The elder Shanahan was an inspiration.
“Being a coach, a son, I’m very fortunate to just be around it so much, especially at the NFL level,” Shanahan said. “You know, my dad went to the NFL when I was 4 years old. So, just being around it almost my whole life. You don’t realize how much it helps you until you get in it and you just realize that a lot of the stuff you’ve been around, and it makes it a little easier.”
Shanahan said that his father is the best coach that he’s been around.
“I think that was a huge advantage for me,” he said. “I mean, he never was really training me to be a coach. He was just being my dad.”
Shanahan believes he has some of his father’s people skills.
“Just how direct he was with people,” he said “How honest he was with people. How hard he worked. Maybe you didn’t always like what he had to say, but he was going to tell you the truth. Just as a son and as someone you work with, that’s me. That’s all you can ask from people.”
Shanahan has used that style to motivate his players.
“In 2019, Kyle called me out in front of the team after the Tampa Bay game,” 49ers wide receiver Deebo Samuel said. “He was like, Deebo, you can’t be doing this. You’re looking around and everybody is looking at you. I was like, ‘Oh, I have to tighten up.’”
Shanahan is not one to compromise much. Shanahan and former Falcons quarterback Matt Ryan fought tooth-and-nail over how to run the bootlegs. Ryan never wanted to turn his back to the defense. Shanahan insisted.
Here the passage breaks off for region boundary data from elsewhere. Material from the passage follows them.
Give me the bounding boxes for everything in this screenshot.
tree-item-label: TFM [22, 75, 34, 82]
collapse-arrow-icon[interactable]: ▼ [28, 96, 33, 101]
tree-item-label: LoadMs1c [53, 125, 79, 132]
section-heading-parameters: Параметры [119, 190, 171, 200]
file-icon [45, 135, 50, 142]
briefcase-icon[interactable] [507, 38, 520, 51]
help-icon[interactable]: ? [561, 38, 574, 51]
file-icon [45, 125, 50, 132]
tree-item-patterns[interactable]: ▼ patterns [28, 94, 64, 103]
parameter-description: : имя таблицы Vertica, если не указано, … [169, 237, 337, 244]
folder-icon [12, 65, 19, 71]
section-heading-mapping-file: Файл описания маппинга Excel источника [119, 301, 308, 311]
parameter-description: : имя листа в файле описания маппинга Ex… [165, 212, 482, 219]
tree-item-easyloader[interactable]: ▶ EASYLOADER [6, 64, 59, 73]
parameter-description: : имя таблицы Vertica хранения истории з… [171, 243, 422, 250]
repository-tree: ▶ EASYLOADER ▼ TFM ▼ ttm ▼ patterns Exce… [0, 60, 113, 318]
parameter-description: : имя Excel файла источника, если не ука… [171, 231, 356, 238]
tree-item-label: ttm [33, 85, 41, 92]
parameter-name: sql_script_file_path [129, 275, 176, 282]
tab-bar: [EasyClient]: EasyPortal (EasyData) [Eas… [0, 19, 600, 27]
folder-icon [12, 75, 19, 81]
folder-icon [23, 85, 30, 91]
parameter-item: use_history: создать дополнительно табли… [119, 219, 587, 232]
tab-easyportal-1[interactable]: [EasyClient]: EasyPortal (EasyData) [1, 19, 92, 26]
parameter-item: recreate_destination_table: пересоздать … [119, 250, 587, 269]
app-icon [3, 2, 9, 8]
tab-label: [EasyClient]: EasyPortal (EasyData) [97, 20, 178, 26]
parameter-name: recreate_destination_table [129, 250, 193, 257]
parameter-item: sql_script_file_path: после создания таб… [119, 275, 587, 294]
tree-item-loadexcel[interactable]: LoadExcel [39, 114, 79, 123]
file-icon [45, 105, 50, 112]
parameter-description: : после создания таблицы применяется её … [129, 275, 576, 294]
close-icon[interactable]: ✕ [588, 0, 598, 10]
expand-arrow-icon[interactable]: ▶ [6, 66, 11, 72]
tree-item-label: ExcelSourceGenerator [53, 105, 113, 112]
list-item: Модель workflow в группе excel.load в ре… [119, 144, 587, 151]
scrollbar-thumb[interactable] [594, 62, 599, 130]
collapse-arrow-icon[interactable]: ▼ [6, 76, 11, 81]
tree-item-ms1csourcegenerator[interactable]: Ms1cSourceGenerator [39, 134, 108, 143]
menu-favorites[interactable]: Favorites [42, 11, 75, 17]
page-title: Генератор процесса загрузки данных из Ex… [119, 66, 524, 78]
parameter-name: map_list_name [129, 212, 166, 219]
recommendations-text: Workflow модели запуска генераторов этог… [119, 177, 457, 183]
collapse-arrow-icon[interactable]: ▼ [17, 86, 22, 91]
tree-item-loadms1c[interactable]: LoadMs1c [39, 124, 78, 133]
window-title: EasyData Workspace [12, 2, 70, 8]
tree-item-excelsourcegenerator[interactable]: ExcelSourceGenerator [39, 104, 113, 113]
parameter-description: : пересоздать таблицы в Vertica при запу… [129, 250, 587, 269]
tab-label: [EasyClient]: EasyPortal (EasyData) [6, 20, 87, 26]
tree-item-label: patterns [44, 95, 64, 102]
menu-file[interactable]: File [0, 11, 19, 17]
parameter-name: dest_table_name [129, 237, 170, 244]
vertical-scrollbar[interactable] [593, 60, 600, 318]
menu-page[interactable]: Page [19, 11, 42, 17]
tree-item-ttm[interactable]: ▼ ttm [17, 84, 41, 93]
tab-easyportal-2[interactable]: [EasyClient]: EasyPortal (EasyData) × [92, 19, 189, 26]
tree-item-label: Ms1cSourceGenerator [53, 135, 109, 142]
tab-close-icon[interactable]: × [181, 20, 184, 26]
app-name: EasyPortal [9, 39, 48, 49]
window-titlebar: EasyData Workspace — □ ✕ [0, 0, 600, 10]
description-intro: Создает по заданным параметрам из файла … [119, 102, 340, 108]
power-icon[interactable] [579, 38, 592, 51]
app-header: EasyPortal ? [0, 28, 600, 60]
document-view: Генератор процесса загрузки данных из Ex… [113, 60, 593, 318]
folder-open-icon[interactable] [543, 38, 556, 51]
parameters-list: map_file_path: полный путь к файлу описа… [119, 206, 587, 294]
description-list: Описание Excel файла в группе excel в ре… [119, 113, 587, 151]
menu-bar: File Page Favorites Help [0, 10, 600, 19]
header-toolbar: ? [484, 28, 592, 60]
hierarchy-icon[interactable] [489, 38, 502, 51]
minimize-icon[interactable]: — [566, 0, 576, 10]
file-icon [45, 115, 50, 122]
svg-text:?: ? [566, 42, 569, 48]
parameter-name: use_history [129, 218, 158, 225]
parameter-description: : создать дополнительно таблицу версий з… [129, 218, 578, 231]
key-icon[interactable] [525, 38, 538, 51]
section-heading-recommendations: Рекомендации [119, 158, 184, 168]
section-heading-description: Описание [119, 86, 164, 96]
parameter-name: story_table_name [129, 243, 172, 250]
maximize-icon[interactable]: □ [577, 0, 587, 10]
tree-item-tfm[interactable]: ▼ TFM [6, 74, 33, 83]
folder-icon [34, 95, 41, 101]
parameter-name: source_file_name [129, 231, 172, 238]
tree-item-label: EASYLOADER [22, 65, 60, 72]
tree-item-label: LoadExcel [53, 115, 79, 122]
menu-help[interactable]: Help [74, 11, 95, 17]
They eventually worked things out as Ryan went on to win the league MVP after the 2016 season.
Samuel had to learn how to do things Shanahan’s way, too.
“I think when I first got here (in 2019), the verbiage and all of the motions and formations that we have, I was like (brother), no way am I about to learn this stuff,” Samuel said. “But the more reps that you get, the more you do, it starts to slow down for you. It has slowed down a lot.”
Shanahan and general manager John Lynch, who played for the elder Shanahan in Denver, have revived the 49ers, who have gone to four of the past five NFC title games.
“There are a lot of connections, there tends to be that in football,” Lynch said. “It is fun. It’s something that bonds us really tight. It’s a good group of people.”
Shanahan knows he’ll have to be on top of things when facing Andy Reid and the Chiefs, who are seeking to defend their Super Bowl title.
“Andy, is as good as there is, especially him running the offense,” Shanahan said. “(Steve) Spags (Spagnuolo) on the defense as good as there is. They’ve both been doing it for a long time.
“We’ve all gone against each other a number of times. So, I think the schematics can get a little overrated. We all have real sound systemsm and we all have real good players. So, we’ll see how it unfolds.”